Personal Finance
Your Money, or Your Life?
The promise of a more fulfilling approach to personal finance
by Nell Porter Brown
When financial planner George Kinder ’70 sat down with new clients, he cared little about Roth IRAs, index-fund yields, or which life insurance to buy. He wanted to know what turned them on. “Our job,” he asserts, “is to keep the flame of true desires alive.”
Photograph courtesy of the Kinder Institute
George Kinder
Make no mistake. Kinder is a keen mathematician and entrepreneurial moneyman—talents first revealed through a boyhood paper route: one brother, who didn’t like asking people for money, worked 30 days delivering the goods; then Kinder spent two collecting the cash. But he is far from a stereotypical number-cruncher. He meditates for a couple of hours every day and says nothing in life is as real as the passing of each moment in time. He is devoted to the ancient Greek philosophers and English literature. And he has read The Divine Comedy many times over; he finds the descent into hell before entering heaven appealing. Some would say Kinder has found his own paradise in Hana, a remote Hawaiian town of “lush jungles, beaches, waterfalls, rainbows, and indigenous people,” where he and his family have a second home. “Once I’d discovered it,” he says, “how could I not live there?”
This rich existence is the direct result of “life planning,” a growing movement within the financial-services industry that Kinder has pioneered and promoted for about 15 years. Inspired by the ideas in Money and the Meaning of Life, by philosopher Jacob Needleman ’56, the early life planners gathered in the 1990s through an informal think tank called the Nazrudin Project (cofounded by Kinder and named for the Sufi holy trickster). Kinder and the movement rated their own chapter in Lee Eisenberg’s 2006 bestseller, The Number, which described Kinder as a “gaunt, somewhat bookish fellow with wispy hair and wire-frame glasses...a financial planner beyond category.”

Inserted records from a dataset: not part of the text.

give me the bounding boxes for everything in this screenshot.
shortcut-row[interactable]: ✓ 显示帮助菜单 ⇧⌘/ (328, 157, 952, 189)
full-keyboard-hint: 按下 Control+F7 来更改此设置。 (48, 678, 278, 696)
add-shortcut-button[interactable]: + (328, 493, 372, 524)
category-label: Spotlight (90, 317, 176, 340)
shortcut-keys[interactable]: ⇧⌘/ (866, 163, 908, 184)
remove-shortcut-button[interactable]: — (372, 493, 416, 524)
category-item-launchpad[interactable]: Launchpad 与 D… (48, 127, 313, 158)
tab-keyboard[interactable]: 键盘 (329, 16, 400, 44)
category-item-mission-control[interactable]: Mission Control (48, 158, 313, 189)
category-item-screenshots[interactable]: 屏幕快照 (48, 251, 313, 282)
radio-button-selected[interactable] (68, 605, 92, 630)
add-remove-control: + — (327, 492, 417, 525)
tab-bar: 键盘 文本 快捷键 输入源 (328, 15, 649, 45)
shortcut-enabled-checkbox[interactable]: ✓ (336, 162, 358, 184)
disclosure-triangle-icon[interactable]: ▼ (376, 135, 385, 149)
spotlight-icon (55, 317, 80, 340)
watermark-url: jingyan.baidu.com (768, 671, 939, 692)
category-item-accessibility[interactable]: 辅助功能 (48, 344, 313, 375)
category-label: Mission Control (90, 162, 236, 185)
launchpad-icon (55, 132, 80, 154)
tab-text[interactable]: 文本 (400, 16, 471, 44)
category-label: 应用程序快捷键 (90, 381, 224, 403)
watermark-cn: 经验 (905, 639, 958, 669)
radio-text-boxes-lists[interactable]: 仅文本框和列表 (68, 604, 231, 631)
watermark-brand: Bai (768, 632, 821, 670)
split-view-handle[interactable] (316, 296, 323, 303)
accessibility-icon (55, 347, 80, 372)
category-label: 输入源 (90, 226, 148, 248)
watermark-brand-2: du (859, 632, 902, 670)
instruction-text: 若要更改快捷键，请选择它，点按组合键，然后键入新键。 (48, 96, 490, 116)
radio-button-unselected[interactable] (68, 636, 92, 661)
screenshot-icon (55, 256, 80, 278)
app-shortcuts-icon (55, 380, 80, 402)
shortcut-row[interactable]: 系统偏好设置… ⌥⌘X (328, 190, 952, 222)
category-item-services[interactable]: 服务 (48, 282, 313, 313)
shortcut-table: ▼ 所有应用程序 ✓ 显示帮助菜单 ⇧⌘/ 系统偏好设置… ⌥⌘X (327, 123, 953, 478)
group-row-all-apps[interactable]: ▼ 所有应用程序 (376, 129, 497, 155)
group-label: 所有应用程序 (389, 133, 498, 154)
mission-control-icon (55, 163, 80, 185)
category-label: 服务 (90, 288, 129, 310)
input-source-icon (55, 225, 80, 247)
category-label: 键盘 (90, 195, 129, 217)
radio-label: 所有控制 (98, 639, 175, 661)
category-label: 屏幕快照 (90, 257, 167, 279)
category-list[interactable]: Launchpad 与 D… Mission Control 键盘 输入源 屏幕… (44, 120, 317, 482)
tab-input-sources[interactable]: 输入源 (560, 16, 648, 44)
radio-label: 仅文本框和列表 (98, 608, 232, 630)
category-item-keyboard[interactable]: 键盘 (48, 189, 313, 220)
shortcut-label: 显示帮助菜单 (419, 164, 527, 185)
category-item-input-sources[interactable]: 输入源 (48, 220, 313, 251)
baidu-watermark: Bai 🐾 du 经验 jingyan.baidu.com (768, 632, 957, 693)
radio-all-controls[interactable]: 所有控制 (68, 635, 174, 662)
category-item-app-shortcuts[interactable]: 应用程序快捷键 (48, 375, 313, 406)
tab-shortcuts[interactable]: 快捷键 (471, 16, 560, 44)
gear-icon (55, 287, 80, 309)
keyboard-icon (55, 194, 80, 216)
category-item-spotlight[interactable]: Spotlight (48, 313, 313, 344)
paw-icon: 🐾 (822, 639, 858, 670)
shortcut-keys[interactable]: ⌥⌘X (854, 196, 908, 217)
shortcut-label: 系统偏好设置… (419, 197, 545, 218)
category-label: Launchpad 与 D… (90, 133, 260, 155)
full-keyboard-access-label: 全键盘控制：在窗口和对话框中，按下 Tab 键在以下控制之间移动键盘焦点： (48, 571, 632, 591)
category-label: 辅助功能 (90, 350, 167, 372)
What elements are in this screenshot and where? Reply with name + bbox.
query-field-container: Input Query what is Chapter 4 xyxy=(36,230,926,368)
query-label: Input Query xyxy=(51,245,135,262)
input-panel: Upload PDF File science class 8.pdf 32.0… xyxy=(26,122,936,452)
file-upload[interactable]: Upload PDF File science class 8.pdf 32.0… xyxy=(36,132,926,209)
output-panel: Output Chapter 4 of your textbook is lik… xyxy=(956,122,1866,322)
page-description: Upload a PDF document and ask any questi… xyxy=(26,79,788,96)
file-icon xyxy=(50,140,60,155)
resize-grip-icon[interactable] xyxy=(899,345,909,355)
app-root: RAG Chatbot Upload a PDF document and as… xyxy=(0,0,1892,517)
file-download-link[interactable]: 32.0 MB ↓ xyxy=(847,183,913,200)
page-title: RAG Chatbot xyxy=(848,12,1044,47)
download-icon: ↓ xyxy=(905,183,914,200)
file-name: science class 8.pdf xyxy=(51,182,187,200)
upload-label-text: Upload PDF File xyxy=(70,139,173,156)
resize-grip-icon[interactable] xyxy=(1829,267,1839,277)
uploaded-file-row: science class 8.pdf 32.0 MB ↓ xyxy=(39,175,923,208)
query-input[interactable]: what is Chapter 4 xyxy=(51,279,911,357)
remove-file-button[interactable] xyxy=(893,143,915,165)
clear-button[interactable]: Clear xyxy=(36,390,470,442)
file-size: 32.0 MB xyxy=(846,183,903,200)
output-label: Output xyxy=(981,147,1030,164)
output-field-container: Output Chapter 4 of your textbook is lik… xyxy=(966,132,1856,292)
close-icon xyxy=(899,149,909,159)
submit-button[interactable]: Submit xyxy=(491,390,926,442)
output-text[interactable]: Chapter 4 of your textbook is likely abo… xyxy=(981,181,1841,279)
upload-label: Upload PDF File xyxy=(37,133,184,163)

In essence, the movement aims not to connect clients with the typical commission-driven financial products and conventionally acceptable aims, but to meld their “deepest human aspirations for a life worth living” with rigorous financial goals. “Many of us are so used to our dreams being brushed off,” he explains. “If you say you’ve always wanted to play the guitar like Eric Clapton, for instance, many people will laugh and say, ‘Oh, yeah, you want to play like Clapton…Now, back to the real stuff—retirement, educating the kids, getting a house and a car.’ But in that case, the planner is doing a disservice by covering over the client’s deepest wishes to be creative.”